Cumpre ressaltar que o tempo destinado ao intervalo intrajornada, de 1 hora, no mínimo, se não concedido ou usufruído de forma parcial, deve ser pago como hora extraordinária em sua integralidade, com base na Súmula 437, I, do C.TST, a saber:

"INTERVALO INTRAJORNADA (PARA REPOUSO E ALIMENTAÇÃO). NÃO CONCESSÃO OU CONCESSÃO PARCIAL. LEI Nº 8.923/94. Após a edição da Lei nº 8.923/94, a não-concessão total ou parcial do intervalo intrajornada mínimo, para repouso e alimentação, para empregados urbanos e rurais, implica o pagamento total do período correspondente, e não apenas daquele suprimido, com acréscimo de, no mínimo, 50% sobre o valor da remuneração da hora normal de trabalho (art.71 da CLT), sem prejuízo do cômputo da efetiva jornada de labor para efeito de remuneração".

Assim, encontra-se pacificada pelo C.TST a questão referente à concessão parcial do intervalo intrajornada por meio da referida Súmula, a qual, em seu item I, promoveu a conversão do entendimento que anteriormente figurava na OJ 307 da SBDI-I da mesma Corte Trabalhista, estabelecendo que, havendo supressão ou redução do intervalo intrajornada, é devido o período total correspondente ao intervalo, com adicional de 50%.

Desta forma, entendo que não houve a concessão do intervalo intrajornada de 1h, razão pela qual merece reforma a decisão de mérito, no sentido de condenar a Reclamada ao pagamento de 1h extra por dia, a 50%, por dia trabalhado pela não concessão do intervalo intrajornada, com integração nos RSR´s e reflexos sobre férias + 1/3, 13º salário, aviso prévio e FGTS.

Das Horas Extraordinárias a 100%:

O recorrente afirma que laborou em alguns feriados nos anos de 2009, 2010 e 2011, requerendo o pagamento das horas extraordinárias a 100%. Entendo que deve ser mantida a Sentença Primária, eis que considerou que o reclamante laborava em escala de revezamento. Desta maneira, o eventual labor no feriado era compensado por descanso em outro dia da semana, eis que, conforme disse a testemunha, trabalhava 4 dias, mas folgava também 4 dias. 

Assim, deve ser mantida a Sentença Primária neste ponto.

Em razão do exposto, dou provimento parcial ao Recurso Ordinário do reclamante para, reformando a Sentença Primária, condenar a reclamada ao pagamento de 1h de intervalo intrajornada a 50%, por dia trabalhado pela não concessão do intervalo intrajornada, com integração nos RSR´s e reflexos sobre férias + 1/3, 13º salário, aviso prévio e FGTS, mantendo-se a decisão nos seus demais termos.

DISPOSITIVO

Em razão do exposto, nego provimento ao Recurso Ordinário interposto pela reclamada e dou provimento parcial ao Recurso Ordinário interposto pelo Reclamante para, reformando a Sentença Primária, condenar a reclamada ao pagamento de 1h de intervalo intrajornada a 50%, por dia trabalhado pela não concessão do intervalo intrajornada, com integração nos RSR´s e reflexos sobre férias + 1/3, 13º salário, aviso prévio e FGTS, mantendo-se a decisão nos seus demais termos.

Participaram do julgamento os Exmos. Desembargadores do Trabalho e Juiz convocado: Presidente - LAIRTO JOSÉ VELOSO; Relator - ANTÔNIO CARLOS MARINHO BEZERRA;JOSÉ DANTAS DE GÓES, Juiz Titular da 11ª VT de Manaus, convocado (arts. 117 e 118 da LOMAN).

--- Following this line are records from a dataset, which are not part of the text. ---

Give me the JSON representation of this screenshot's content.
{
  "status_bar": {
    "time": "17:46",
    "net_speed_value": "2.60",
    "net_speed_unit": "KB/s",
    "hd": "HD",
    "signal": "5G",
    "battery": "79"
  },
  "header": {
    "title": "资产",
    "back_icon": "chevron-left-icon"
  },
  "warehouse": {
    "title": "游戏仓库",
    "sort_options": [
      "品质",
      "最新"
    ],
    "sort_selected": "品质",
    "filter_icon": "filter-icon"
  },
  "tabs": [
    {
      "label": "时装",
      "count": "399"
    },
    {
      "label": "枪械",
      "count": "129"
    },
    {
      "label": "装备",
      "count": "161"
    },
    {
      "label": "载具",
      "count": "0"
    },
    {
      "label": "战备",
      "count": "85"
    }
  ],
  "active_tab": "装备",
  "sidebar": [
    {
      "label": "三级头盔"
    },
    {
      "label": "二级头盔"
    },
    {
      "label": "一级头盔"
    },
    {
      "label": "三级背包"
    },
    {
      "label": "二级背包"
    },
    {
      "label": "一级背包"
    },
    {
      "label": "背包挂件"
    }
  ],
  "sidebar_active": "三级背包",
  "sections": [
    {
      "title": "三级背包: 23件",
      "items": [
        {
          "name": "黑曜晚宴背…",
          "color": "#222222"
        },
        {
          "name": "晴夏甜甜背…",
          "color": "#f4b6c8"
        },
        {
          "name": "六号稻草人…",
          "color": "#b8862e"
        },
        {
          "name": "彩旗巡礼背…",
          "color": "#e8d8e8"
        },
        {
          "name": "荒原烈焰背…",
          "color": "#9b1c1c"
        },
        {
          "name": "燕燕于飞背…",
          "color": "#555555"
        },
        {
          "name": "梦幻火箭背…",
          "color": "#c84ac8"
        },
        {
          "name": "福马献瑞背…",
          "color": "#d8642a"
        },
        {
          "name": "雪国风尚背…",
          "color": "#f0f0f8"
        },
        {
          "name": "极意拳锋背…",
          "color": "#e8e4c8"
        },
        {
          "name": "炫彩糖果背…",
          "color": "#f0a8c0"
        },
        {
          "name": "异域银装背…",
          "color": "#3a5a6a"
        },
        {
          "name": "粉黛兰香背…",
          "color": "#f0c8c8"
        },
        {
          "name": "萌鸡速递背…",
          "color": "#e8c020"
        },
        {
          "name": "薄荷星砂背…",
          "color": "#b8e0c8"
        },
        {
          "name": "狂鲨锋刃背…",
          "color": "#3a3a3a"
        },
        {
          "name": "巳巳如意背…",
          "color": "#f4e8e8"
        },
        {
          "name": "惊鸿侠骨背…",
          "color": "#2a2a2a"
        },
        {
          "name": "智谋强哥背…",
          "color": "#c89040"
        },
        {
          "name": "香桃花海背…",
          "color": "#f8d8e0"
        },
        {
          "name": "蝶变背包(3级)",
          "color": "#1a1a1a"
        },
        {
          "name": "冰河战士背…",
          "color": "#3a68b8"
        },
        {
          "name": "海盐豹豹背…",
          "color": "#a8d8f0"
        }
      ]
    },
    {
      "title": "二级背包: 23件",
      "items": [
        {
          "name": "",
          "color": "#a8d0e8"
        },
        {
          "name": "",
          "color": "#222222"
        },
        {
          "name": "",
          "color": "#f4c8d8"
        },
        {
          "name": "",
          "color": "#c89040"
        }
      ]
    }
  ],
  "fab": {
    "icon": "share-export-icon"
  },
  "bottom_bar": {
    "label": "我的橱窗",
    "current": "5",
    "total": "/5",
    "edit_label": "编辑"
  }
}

Procurador Regional: Exmo. Sr. Dr. JORSINEI DOURADO DO NASCIMENTO, Procurador do Trabalho da PRT da 11ª Região.

ISTO POSTO,

ACORDAM os Desembargadores do Trabalho da PRIMEIRA TURMA do Tribunal Regional do Trabalho da 11ª Região, por unanimidade de votos, conhecer do Recurso Ordinário interposto pela reclamada e negar-lhes provimento, bem como conhecer do Recurso Ordinário interposto pelo reclamante e dar-lhes provimento parcial para, reformando a Sentença Primária, condenar a reclamada ao pagamento de 1h de intervalo intrajornada a 50%, por dia trabalhado pela não concessão do intervalo intrajornada, com integração nos RSR´s e reflexos sobre férias + 1/3, 13º salário, aviso prévio e FGTS, mantendo-se a decisão nos seus demais termos.